Every text message you've ever sent. Every email. Every social media post, comment, and reply. Every typed-out journal entry, review, or forum contribution. All of it creates a body of text that captures, in some form, how you communicate.
Large language models — the technology behind ChatGPT, Claude, and similar systems — are trained on text. And they're very good at learning and reproducing patterns in text. This has led to an obvious question: can an LLM trained on a specific person's writing simulate that person's communication style?
The answer is yes, with significant limits. And the implications for how we think about memory, grief, and identity are worth thinking through carefully.
What LLMs Can Actually Do with Someone's Writing
Language models are, at their core, pattern-matching systems. They learn the statistical relationships between words, phrases, and ideas in text — and they use those patterns to generate new text that is consistent with what they've learned.
When you fine-tune a language model on a specific person's writing, you're giving it a data set to learn from. The model learns how that person tended to structure sentences, what vocabulary they favored, what topics they wrote about, what their rhetorical patterns were, whether they were terse or expansive, formal or casual.
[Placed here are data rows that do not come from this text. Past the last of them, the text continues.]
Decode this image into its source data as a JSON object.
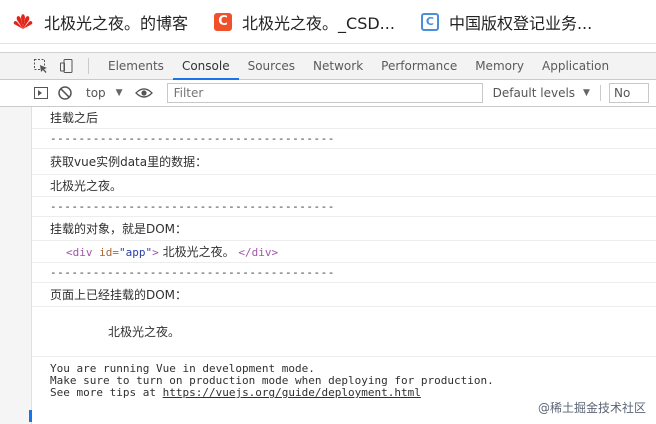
{
  "bookmarks": [
    {
      "icon": "huawei-logo-icon",
      "title": "北极光之夜。的博客"
    },
    {
      "icon": "csdn-logo-icon",
      "glyph": "C",
      "title": "北极光之夜。_CSD..."
    },
    {
      "icon": "gov-logo-icon",
      "glyph": "C",
      "title": "中国版权登记业务..."
    }
  ],
  "devtools": {
    "tabs": [
      "Elements",
      "Console",
      "Sources",
      "Network",
      "Performance",
      "Memory",
      "Application"
    ],
    "active_tab": "Console",
    "toolbar": {
      "context": "top",
      "filter_placeholder": "Filter",
      "levels": "Default levels",
      "no_issues": "No"
    }
  },
  "console": {
    "lines": [
      "挂载之后",
      "----------------------------------------",
      "获取vue实例data里的数据：",
      "北极光之夜。",
      "----------------------------------------",
      "挂载的对象，就是DOM：",
      "----------------------------------------",
      "页面上已经挂载的DOM：",
      "北极光之夜。"
    ],
    "element": {
      "tag_open": "<div",
      "attr_name": "id",
      "attr_val": "\"app\"",
      "tag_close_open": ">",
      "text": " 北极光之夜。 ",
      "tag_close": "</div>"
    },
    "vue_notice": [
      "You are running Vue in development mode.",
      "Make sure to turn on production mode when deploying for production.",
      "See more tips at "
    ],
    "vue_link": "https://vuejs.org/guide/deployment.html"
  },
  "watermark": "@稀土掘金技术社区"
}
For someone who wrote a lot and wrote consistently — a person who kept detailed journals, who was an active email correspondent, who wrote regularly on social media — a well-trained model can produce text that resembles their writing style convincingly enough to fool people who knew them casually.
For someone who wrote little, or whose writing varied significantly across contexts, the simulation is much weaker. The model doesn't have enough data to capture real patterns, so it produces something generic.
What LLMs Cannot Do
Here's the honest limitation that tends to get glossed over in technology coverage: an LLM trained on someone's writing doesn't know what that person actually thought or would have said about any given topic.
It knows what they wrote. If they never wrote about their father, the model can't tell you anything authentic about how they felt about their father. If they never expressed an opinion on something, the model will invent one, in a style that sounds like them, that may be entirely wrong.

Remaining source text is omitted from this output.